The First step: formation of Kaira union
Realizing that something needed to be done about the unequal balance of wealth, they turned to Sardar Vallabhbhai Patel for advice. Sardar Patel knew that their only chance of earning a decent income was when they themselves gained control over the resources they created. He also knew that the cooperatives offered them the best chance of gaining that control. So he advised them to stop selling milk to Polson and form a cooperative of their own. In his opinion they were to own their own dairy unit. He said, "Throw out Polson and his milk contractors". They followed his advice and the Kaira District Cooperative Milk Producers' Union (AMUL) was born, in 1946. By good fortune, they could get as Chairman - Shri Tribhuvandas Patel, an equally remarkable man.
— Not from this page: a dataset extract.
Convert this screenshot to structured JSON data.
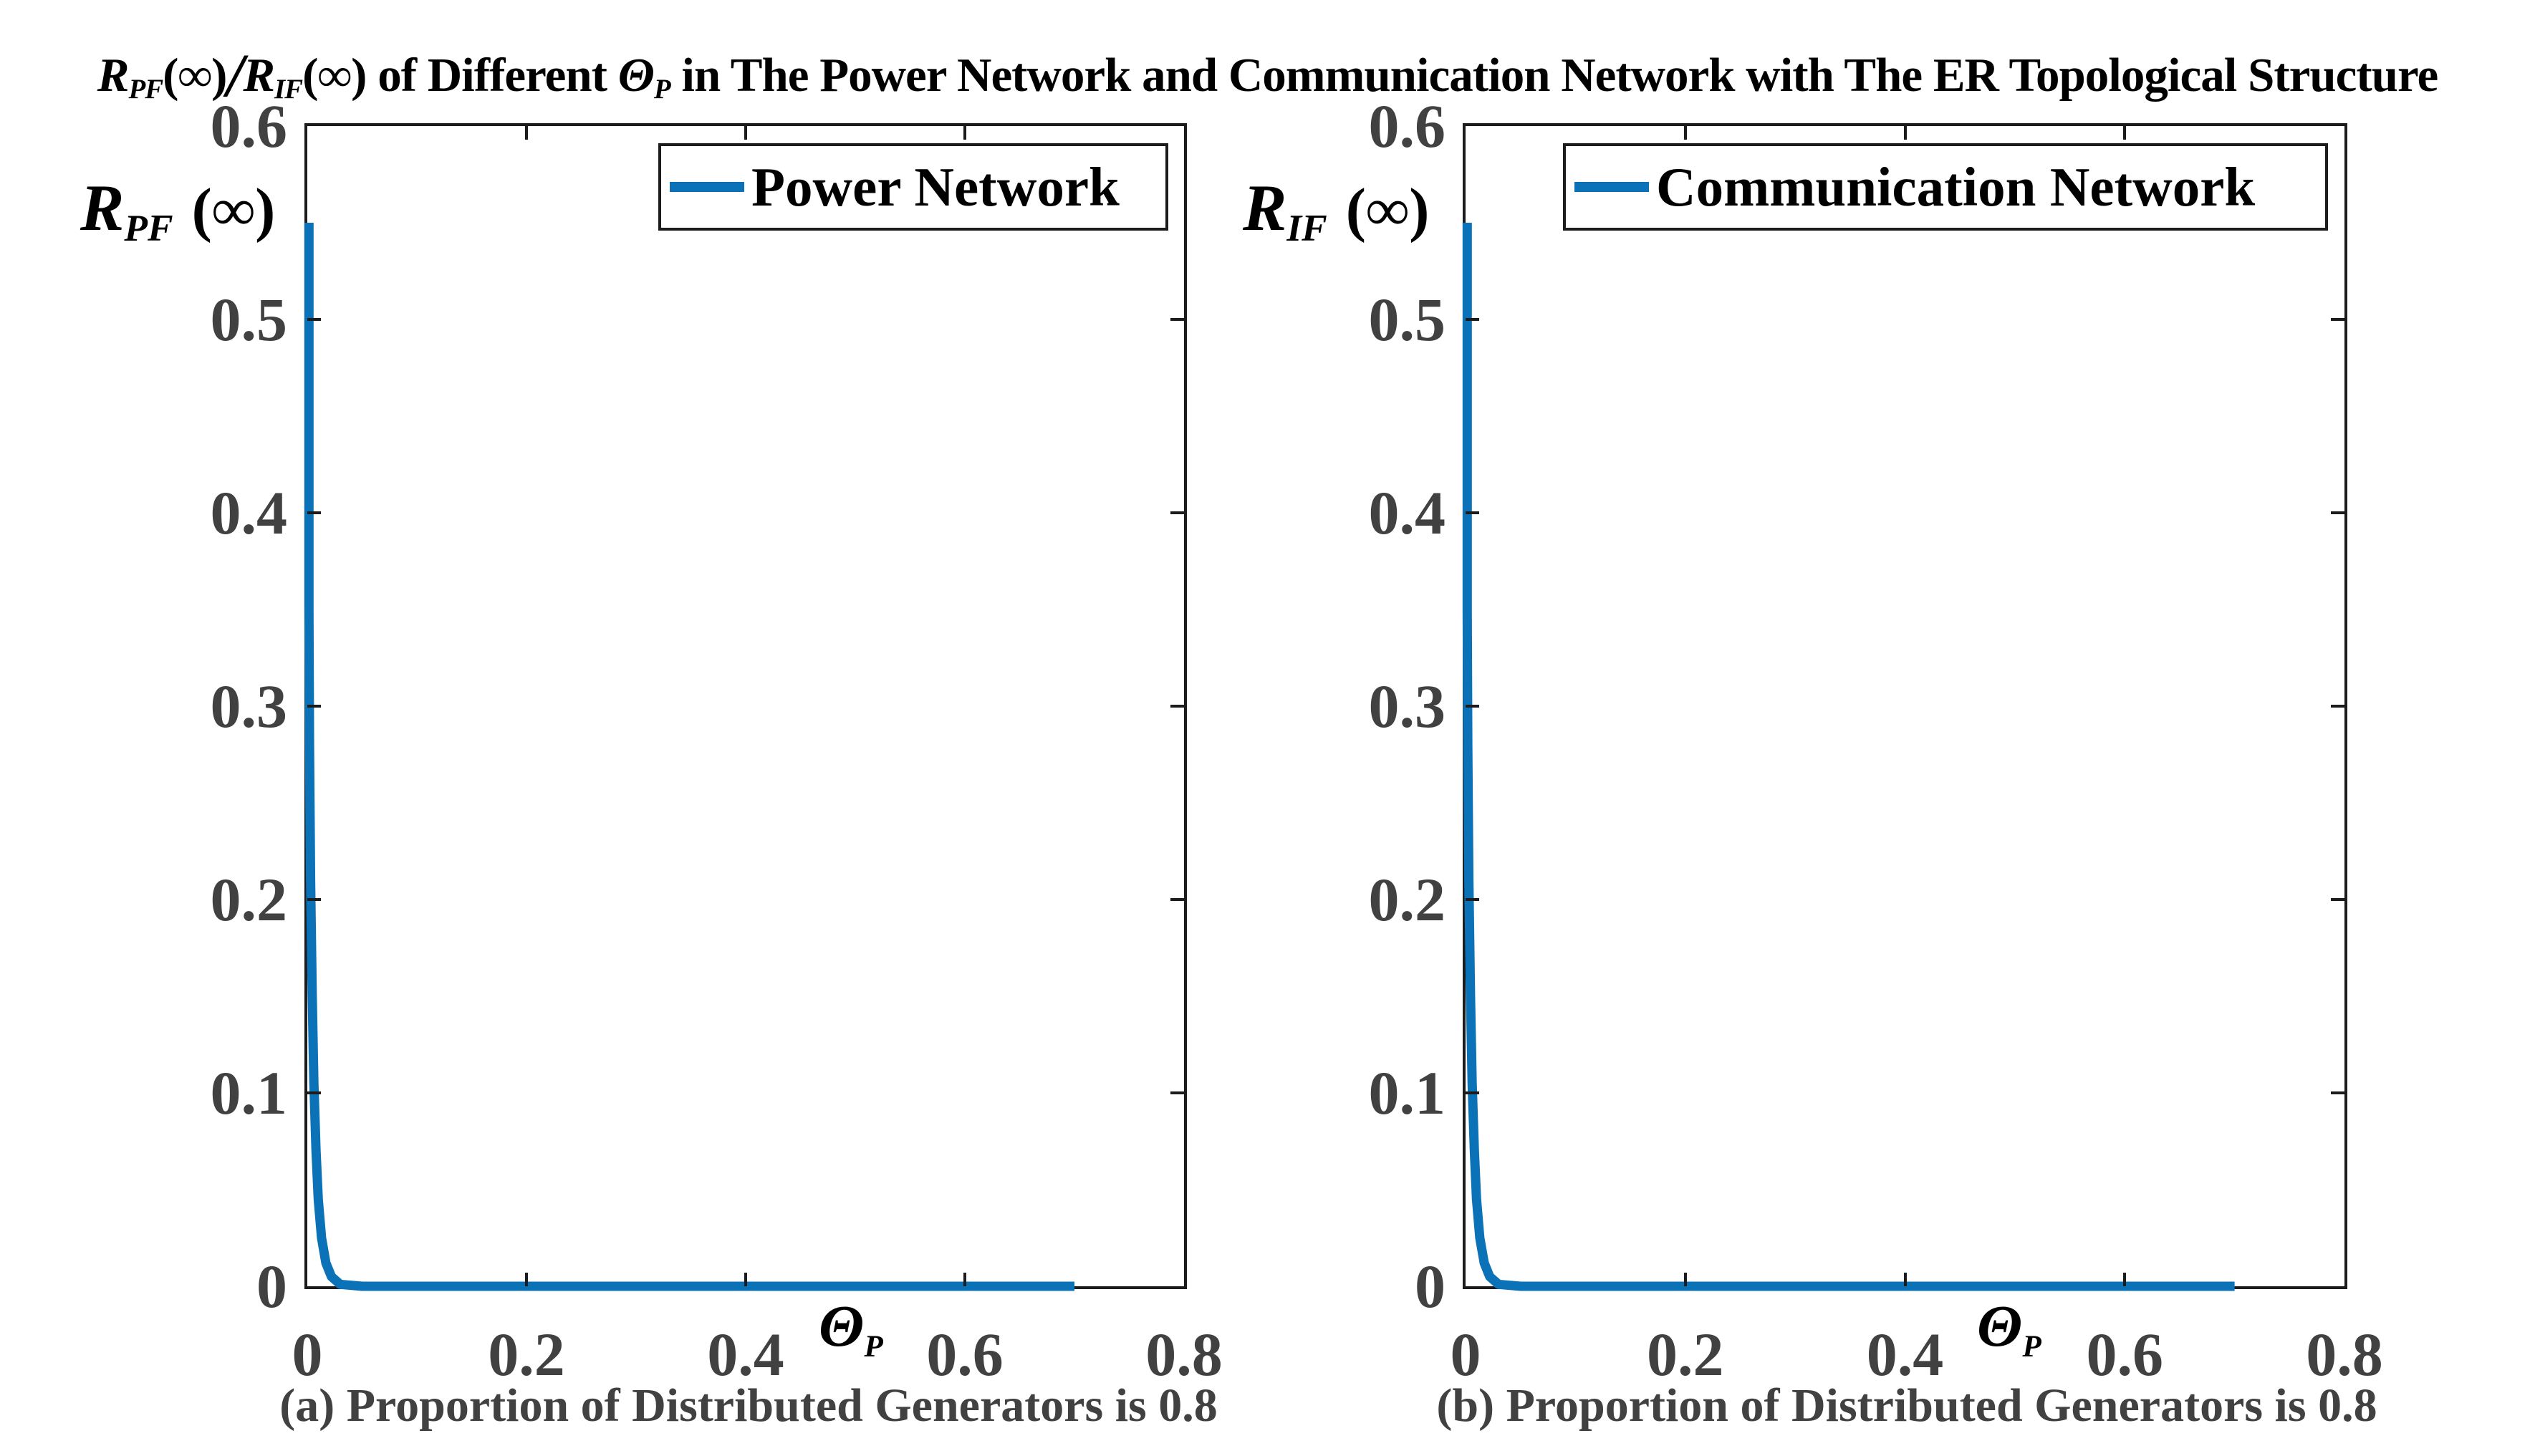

He understood the concept of cooperation and he understood people. His integrity was absolute. Because the farmers of Kaira district trusted and respected Tribhuvandas Patel, the cooperative was able to pass through some very difficult times and eventually become a model of cooperative dairying throughout the world.
The next achievement: Operation Flood
In the late sixties, the Board drew up a project called Operation Flood (OF) - meant to create a flood of milk in India's villages with funds mobilized from foreign donations. Producers' cooperatives, which sought to link dairy development with milk marketing, were the central plank of this project. Operation Flood which started in 1970, concluded its third phase in 1996 and has to its credit these significant results:
The enormous urban market stimulus has led to sustained production increases, raising per capita availability of milk to nearly 200 grams per day.
The dependence on commercial imports of milk solids are done away with.
Modernization and expansion of the dairy industry and its infrastructure, activating a milk grid.
Marketing expanded to supply hygienic and fair priced milk to some 300 million consumers in 550 cities and towns.
A nationwide network of multi-tier producers' cooperatives, democratic in structure and professionally managed, has come into existence. Millions of small producers participate in an economic enterprise and improve the quality of their life and environment.
Dairy equipment manufacture has expanded to meet most of the industry's needs.